Old Testament Violence Discussion
Allan R. Bevere is hosting a response from L. Daniel Hawk to Adam Hamilton’s three part series on the violence of God in the Old Testament. It’s a topic I find fascinating. I’m going to wait for detailed comment until I’ve read all of Dr. Hawk’s response. But I can tell you what I’m looking for in two quotes.
In Adam Hamilton’s second part he states:
… If we understand the Bible as having been essentially dictated by God, then yes, we have no choice but to accept what is written as accurately describing God’s actions and God’s will. But if we recognize the Bible’s humanity—that it was written by human beings whose understanding and experience of God was shaped by their culture, their theological assumptions, and the time in which they lived—then we might be able to say, “In this case, the biblical authors were representing what they believed about God rather than what God actually inspired them to say.” …
Note that this is extracted from the middle of a paragraph which may contain pointers to how Hamilton would answer the question. I have not read his book. But the issue that this statement raises with me is this: Do we have an adequate hermeneutic that will allow us to discern God’s will and purpose from the human-divine mix? In my experience, very frequently those who say this do not. Note that I’m very definitely one who says that the Bible is a divine-human combination, using an incarnational model. But that combination (not mix), is all present by divine will. Why are those violent passages present? How do I learn from this?
Dr. Hawk, on the other hand says this:
Here’s the main flaw in this line of reasoning. Who decides which texts are humanly-contrived and which are inspired? And on what basis? This is a slippery business to say the least, and especially so when historically-oriented interpreters attempt to ground their decisions by discerning the intent of ancient authors and redactors. While we have learned a great deal about the historical and cultural environments of the ancient world, we cannot even today confidently locate the composition of most texts in a particular historical and social context. Furthermore, our ideas of what was in an ancient author’s head will inevitably be infused with the projections of our own ideas and perspectives.
This time I at least quoted a full paragraph. And what’s my problem with this? Well, in my experience both sides pick and choose and then accuse the other of doing so. There is not only choosing what we accept as relevant, but we need to choose just how some particular passage is relevant. I’m going to wait for the rest, but I doubt Dr. Hawk is suggesting otherwise. Nonetheless statements like ” … our ideas of what was in an ancient author’s head will inevitably be infused with the projections of our own ideas and perspectives” tend to get me on edge, because I am so frequently then told that either we must then accept the orthodox interpretation (also selected by the speaker), or that we must essentially give up on discerning the meaning. I have some confidence that Dr. Hawk isn’t headed that direction, yet paragraphs such as this raise an attention flag for me. I ask here again just how we will discern the message God intended, and discussing the obscurity of it can drive people away just as much as the attempt to discard the humanity.
I’ll say more when I’ve read the final post.
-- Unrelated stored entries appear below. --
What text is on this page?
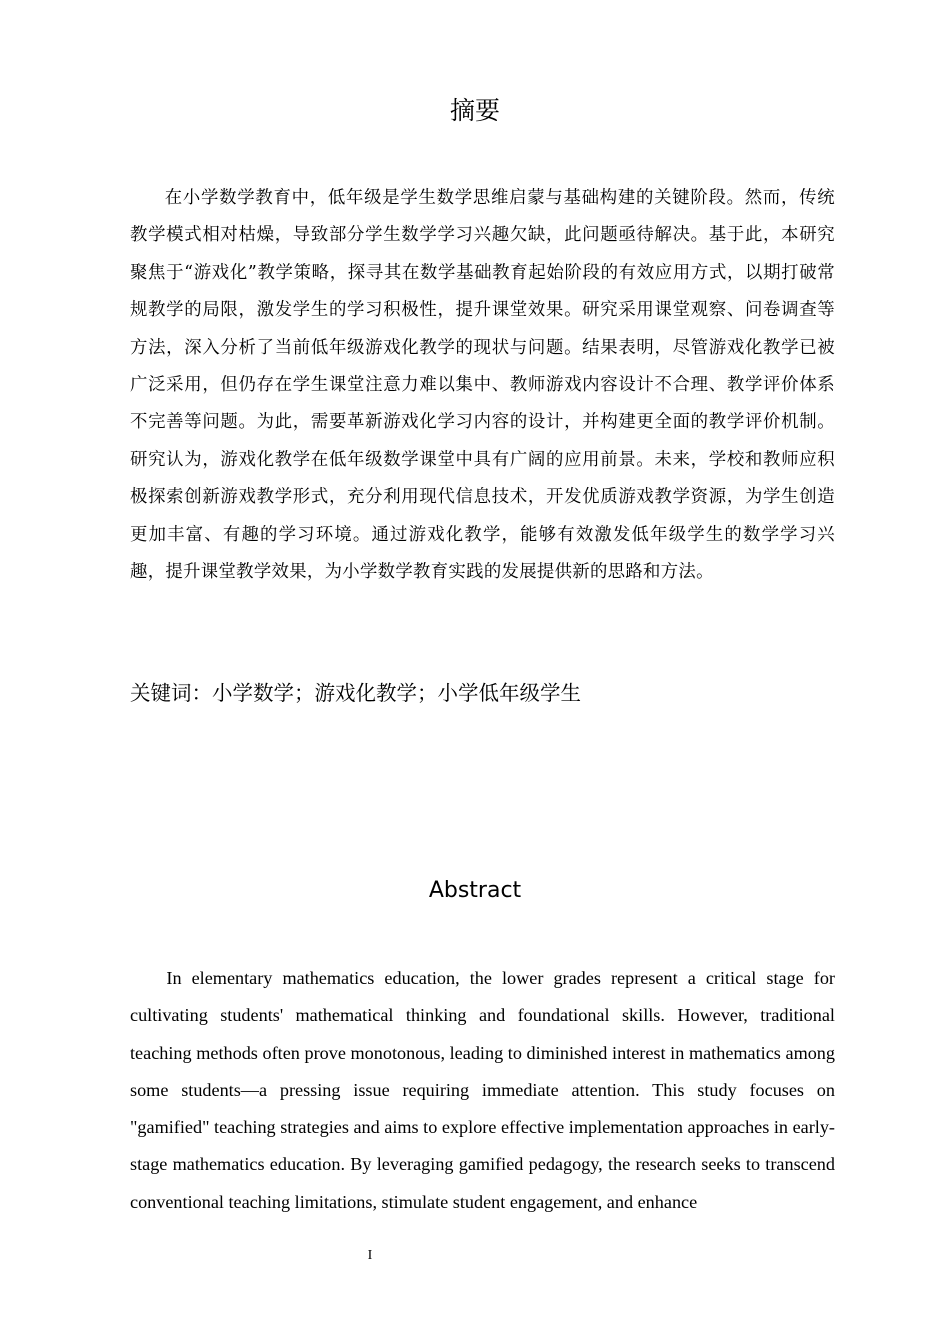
摘要

在小学数学教育中，低年级是学生数学思维启蒙与基础构建的关键阶段。然而，传统教学模式相对枯燥，导致部分学生数学学习兴趣欠缺，此问题亟待解决。基于此，本研究聚焦于“游戏化”教学策略，探寻其在数学基础教育起始阶段的有效应用方式，以期打破常规教学的局限，激发学生的学习积极性，提升课堂效果。研究采用课堂观察、问卷调查等方法，深入分析了当前低年级游戏化教学的现状与问题。结果表明，尽管游戏化教学已被广泛采用，但仍存在学生课堂注意力难以集中、教师游戏内容设计不合理、教学评价体系不完善等问题。为此，需要革新游戏化学习内容的设计，并构建更全面的教学评价机制。研究认为，游戏化教学在低年级数学课堂中具有广阔的应用前景。未来，学校和教师应积极探索创新游戏教学形式，充分利用现代信息技术，开发优质游戏教学资源，为学生创造更加丰富、有趣的学习环境。通过游戏化教学，能够有效激发低年级学生的数学学习兴趣，提升课堂教学效果，为小学数学教育实践的发展提供新的思路和方法。

关键词：小学数学；游戏化教学；小学低年级学生

Abstract

In elementary mathematics education, the lower grades represent a critical stage for cultivating students' mathematical thinking and foundational skills. However, traditional teaching methods often prove monotonous, leading to diminished interest in mathematics among some students—a pressing issue requiring immediate attention. This study focuses on "gamified" teaching strategies and aims to explore effective implementation approaches in early-stage mathematics education. By leveraging gamified pedagogy, the research seeks to transcend conventional teaching limitations, stimulate student engagement, and enhance

I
I may have to read a couple of books as well, considering that what both of these men are saying comes from much more extended works on the topic.
Henry asks, “Do we have an adequate hermeneutic that will allow us to discern God’s will and purpose from the human-divine mix?” Perhaps the larger question is, “Do we have an adequate hermeneutic that will allow us to discern God’s will and purpose, period?” If postmodernism has taught us anything it’s this: what we bring to our reading of the Bible that precedes our engagement with it helps determine the outcome. Eisegesis is an inescapable fact of life in biblical interpretation. There is no pure reading of scripture. Therefore, I must contend that Adam Hamilton’s characterization of a literal reading is impossible (and he may very well agree). He says, “… If we understand the Bible as having been essentially dictated by God, then yes, we have no choice but to accept what is written as accurately describing God’s actions and God’s will.” This is another way of stating, “God said it; I believe it; that settles it.” Yet the question remains: what exactly does what God said actually mean? So, neither the literal nor the incarnational approach (or any other) settles the question. In neither case do we eliminate the subjective element and we forever remain at a distance from the pure voice of God. Rather than this being a hopeless situation, it forces us to acknowledge our own myopia and opens our hearts and minds to other possibilities of knowing. After all, if God is the ultimate author of the Bible, this must be what was intended, as it is inescapable, not absolute knowledge. This forces us to lean more on God than on our own understanding. Seems like I read that somewhere.
What comes to mind in this case, however, is my twin complaints regarding modernism and post-modernism. Modernism seems to assume that we know. Post-modernism seems to assume that we can’t. (Note: This is “street” versions of both. In general not that many fit my dichotomy precisely.) The problem is that we rarely know fully, nor are we completely in the dark.
So I maintain my questions for both sides, though I might modify “discern God’s will” to “discern God’s will adequately for our needs.” Or something like that!
Your modification works for me!
Might we ask the helper?
Personally, I don’t know what to make of this cruelty, other than knowing it is a major stumbling block.
Maybe that is the purpose of it.
Wisdom 11-12, the sparing of Lot, the sparing of the Canaanite prostitute who saved the Israelite spies, the sparing of Isaac for sacrifice, the story of Jonah, David sparing Saul and Saul sparing the witch, the miracles of the Prophets and of Jesus and of His Apostles, and the Commandments of God – all in union with Sacred Tradition and interpreted by the Magisterium – explain the Old Testament “violence”: justice was served along with mercy.
The Scriptures are divinely inspired and humanly authored since God authored the Scriptures through human beings. Not by dictation or automatic writing, but by God’s Power: for example, Moses going up to receive God’s Commandments. That was empirical evidence, as well, since Israel saw him go up, come back down, and heard him tell them God’s Commandments. But the greatest example is Jesus Christ, God’s Word Incarnate.
The Bible leaves many clues that it is a human/divine product. One such example is Paul’s ridiculous statement that “even nature teaches us that it is a shame for men to have long hair.” Nature teaches us no such thing, but his culture did. So Paul saw them as synonymous. That is certainly human error. In fact, his culture, as taught by Hippocrates until way past Paul’s day, thought that one’s head of hair acted as a vacuum that, in a woman, pulled sperm into the uterus, and in a man, pulled it back into the body. The longer the hair, the greater the pull. Hence, long hair on a woman was “natural,” but “unnatural” for a man. One aided procreation, the other retarded it.
Perhaps the violence in the Old Testament is a reminder that the human element is present and needs to be considered before we endorse it wholeheartedly. Marcion’s error was to blame it on a violent God unsuitable as the father of Jesus, when the blame should go on human nature as reflected in the text.